I was caught up in the joy and enthusiasm of our young Stanford Freshman, and I almost felt ashamed as curmudgeonly thoughts passed through my mind as she described her African culture themed dormitory and its activities. Apparently half the students in her dorm are African Americans or Africans, and the rest are from other cultures.

As she spoke, I imagined life in the dorm as an unending chorus of “Kumbaya.” She described the many hours spent in rehearsal of "native" songs and dances, including "hip hop," and many more hours devoted to original compositions reflecting the multicultural ethos, and I was happy for her and sad for our nation, and the developing nations of the world.

Why the double dose of sadness?

Sadness number one, we are not recruiting our best and brightest to fill our greatest needs by taking the “hard” majors.
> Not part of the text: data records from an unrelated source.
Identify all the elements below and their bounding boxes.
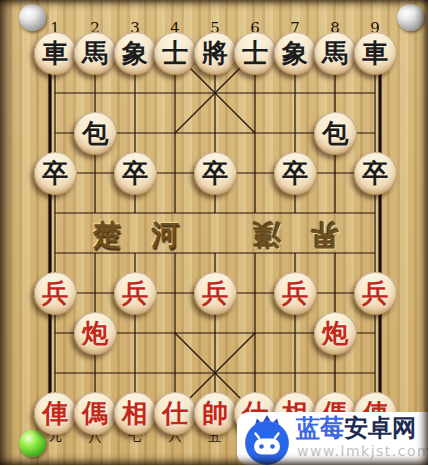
piece-black-file2-rank3[interactable]: 包	[74, 112, 117, 155]
piece-black-file6-rank1[interactable]: 士	[234, 32, 277, 75]
piece-black-file5-rank4[interactable]: 卒	[194, 152, 237, 195]
piece-black-file8-rank1[interactable]: 馬	[314, 32, 357, 75]
piece-black-file7-rank4[interactable]: 卒	[274, 152, 317, 195]
piece-red-file5-rank7[interactable]: 兵	[194, 272, 237, 315]
piece-black-file5-rank1[interactable]: 將	[194, 32, 237, 75]
watermark-url: www.lmkjst.com	[297, 443, 428, 459]
corner-ball-top-right	[397, 4, 424, 31]
piece-black-file9-rank1[interactable]: 車	[354, 32, 397, 75]
piece-black-file3-rank4[interactable]: 卒	[114, 152, 157, 195]
piece-red-file2-rank8[interactable]: 炮	[74, 312, 117, 355]
piece-red-file5-rank10[interactable]: 帥	[194, 392, 237, 435]
piece-red-file7-rank7[interactable]: 兵	[274, 272, 317, 315]
piece-black-file8-rank3[interactable]: 包	[314, 112, 357, 155]
piece-red-file8-rank8[interactable]: 炮	[314, 312, 357, 355]
piece-red-file3-rank10[interactable]: 相	[114, 392, 157, 435]
blueberry-android-logo-icon	[243, 414, 291, 465]
piece-red-file1-rank10[interactable]: 俥	[34, 392, 77, 435]
piece-red-file9-rank7[interactable]: 兵	[354, 272, 397, 315]
piece-black-file1-rank4[interactable]: 卒	[34, 152, 77, 195]
corner-ball-bottom-left	[19, 430, 46, 457]
xiangqi-board-screen: 123456789 九八七六五 楚河 漢界 車馬象士將士象馬車包包卒卒卒卒卒兵兵…	[0, 0, 428, 465]
piece-layer: 車馬象士將士象馬車包包卒卒卒卒卒兵兵兵兵兵炮炮俥傌相仕帥仕相傌俥	[35, 33, 395, 433]
brand-name-dark: 安卓网	[344, 414, 416, 442]
piece-black-file1-rank1[interactable]: 車	[34, 32, 77, 75]
piece-red-file4-rank10[interactable]: 仕	[154, 392, 197, 435]
brand-name-light: 蓝莓	[296, 414, 344, 442]
piece-red-file2-rank10[interactable]: 傌	[74, 392, 117, 435]
corner-ball-top-left	[19, 4, 46, 31]
piece-black-file2-rank1[interactable]: 馬	[74, 32, 117, 75]
piece-red-file1-rank7[interactable]: 兵	[34, 272, 77, 315]
piece-black-file3-rank1[interactable]: 象	[114, 32, 157, 75]
piece-red-file3-rank7[interactable]: 兵	[114, 272, 157, 315]
piece-black-file9-rank4[interactable]: 卒	[354, 152, 397, 195]
watermark-banner[interactable]: 蓝莓安卓网 www.lmkjst.com	[237, 412, 428, 465]
watermark-brand: 蓝莓安卓网	[296, 416, 416, 441]
piece-black-file4-rank1[interactable]: 士	[154, 32, 197, 75]
piece-black-file7-rank1[interactable]: 象	[274, 32, 317, 75]
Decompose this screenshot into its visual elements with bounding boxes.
We are rapidly developing our nation into a fool’s paradise of happy hobbyists.

Sadness number two, we’re taking developing nations’ best and brightest to fill our needs. The developing nations suffer “brain drain,” and our culture devolves into dependency, where our technical and skilled work is done by educated foreigners, and our menial tasks by unskilled and uneducated foreigners.

Our colleges and universities will continue as first-rate educational institutions, more and more serving the higher education needs of foreign students who receive excellent basic educations in their own countries. They will continue to come to America to fill the spaces in math, science, and engineering that our own inadequate public education system cannot.

Our inadequate public education system will continue to build on its ineptitude, meaning in translation that it will go from bad to worse as the poor quality of its product provides the infertile soil for the next crop of teachers and administrators.

Kumbaya.

(The following letter appeared in the San Francisco Chronicle today - well, on 31 March 2007, anyway. It is from a member of a Chinese immigrant family, and eloquently illustrates the cultural differences that inspire America's best and brightest to pursue "soft" educations, and immigrant families to choose math and science. )

Living the dream
(Please scroll down to the Harry W. Tong letter, and while you're at it, you can read my letter on "Porky Pelosi's Prowess)

Editor -- I disagree with Ashley Jones (Letters, "Poverty and schools," March 24) that "hopelessness springs from abject poverty."

Our family grew up in "abject poverty" in Chicago's Chinatown ghetto without any government social programs or financial assistance, surrounded by high-crime public housing. My father was hospitalized and my mom had 25 cents in the house to feed five children.

We broke every child labor law that existed, as all five of us took any job we could find and we worked seven days a week , sometimes at two to three jobs, each into the wee hours of the night to survive.

We knew the only way out of the ghetto was to use our brains and study hard as million-dollar contracts in sports were not yet an option and, at 5-foot-5, I knew no basketball scout would beat a path to my door.

Today, our parents, in heaven, would be proud of our accomplishments for we have capitalized on the American dream as immigrants from China. Among our extended family are four Ph.D.s, five M.D.s (with two more soon to be in residency training), five Master's degree holders and one lawyer.

Only in America can immigrants escape their "abject poverty" and poor schools by applying their God-given brains in spite of all the barriers imposed by the miserable school systems.